Mild hypoxia in aviation is a well-known phenomenon that affects flight safety, particularly in general aviation. Experimental research on its influence on performance and physiological response has been limited, often yielding contradictory results. This study aimed to deepen the understanding of mild hypoxia's effects on pilots' physiological responses and performance. A systematic review was conducted to synthesize existing knowledge and assess the consistency and generalizability of previous findings. Novel empirical data were then obtained through an experiment designed to focus on cardiac activity and performance under mild hypoxic conditions. Twelve male active military pilots participated in the experiment, which involved two simulated flights under controlled conditions. Unlike previous studies, which have varied significantly in methodology and outcomes, this study employed an approach to isolate the effects of mild hypoxia while simultaneously approximating real flight conditions by using a full flight simulator and a reduced oxygen breathing device. The experiment did not indicate significant performance degradation, while compensatory mechanisms in cardiac activity were observed, specifically in the form of increased heart rate and heart rate variability. These findings contribute to the existing body of knowledge by providing a more consistent methodological framework and highlighting the physiological adaptations to mild hypoxia, serving as a foundation for further investigation into the relationship between mild hypoxia, pilot performance, and physiological response.

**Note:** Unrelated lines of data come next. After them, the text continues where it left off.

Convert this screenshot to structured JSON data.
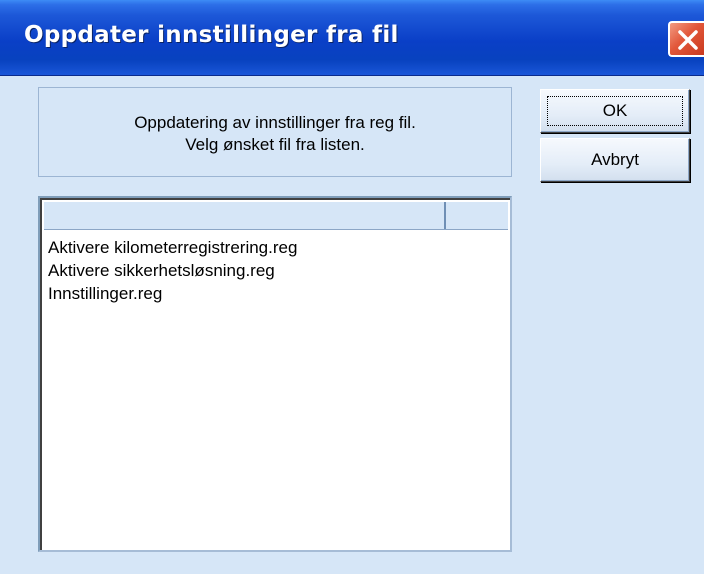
{
  "window": {
    "title": "Oppdater innstillinger fra fil"
  },
  "info": {
    "line1": "Oppdatering av innstillinger fra reg fil.",
    "line2": "Velg ønsket fil fra listen."
  },
  "buttons": {
    "ok_label": "OK",
    "cancel_label": "Avbryt"
  },
  "file_list": {
    "columns": [
      "",
      ""
    ],
    "items": [
      "Aktivere kilometerregistrering.reg",
      "Aktivere sikkerhetsløsning.reg",
      "Innstillinger.reg"
    ]
  },
  "icons": {
    "close": "close-icon"
  },
  "colors": {
    "titlebar": "#0a3fc7",
    "close_button": "#e2573a",
    "dialog_background": "#d6e6f7"
  }
}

2022, 2022 New Trends in Civil Aviation (NTCA), Praha, České vysoké učení technické v Praze), p. 205-209), ISBN 978-80-01-06985-1, ISSN 2694-7854

Due to the characteristics of their professional environment, pilots can be exposed to hypoxia. In this case, hypoxia is caused by a low partial oxygen pressure, which results in inferior oxygen saturation and transport ability. Altitude, the amount of time spent under hypoxic conditions, physical activity, individual response, and health conditions influence the severity of hypoxia and her symptoms. Coronavirus disease (COVID-19) primarily affects the respiratory system and the disease itself causes hypoxia. Although COVID-19 influenced the entire population and caused a 2-year pandemic, all the consequences of experiencing the disease are not yet known. To find the possible impact of COVID-19 on the hypoxic state in pilots, an experiment was designed using simulated flights under simulated hypoxic conditions. Breathing activity and oxygen saturation were monitored. The results show that there is a significant difference in respiratory rate and saturation between the normoxic and hypoxic states, but the impact of the disease was not confirmed. The paper presents the concept of monitoring the effect of hypoxia on respiratory rate and oxygen saturation in both pilots who experienced and who have not experienced COVID-19 and can help expand the knowledge base for further research in this area.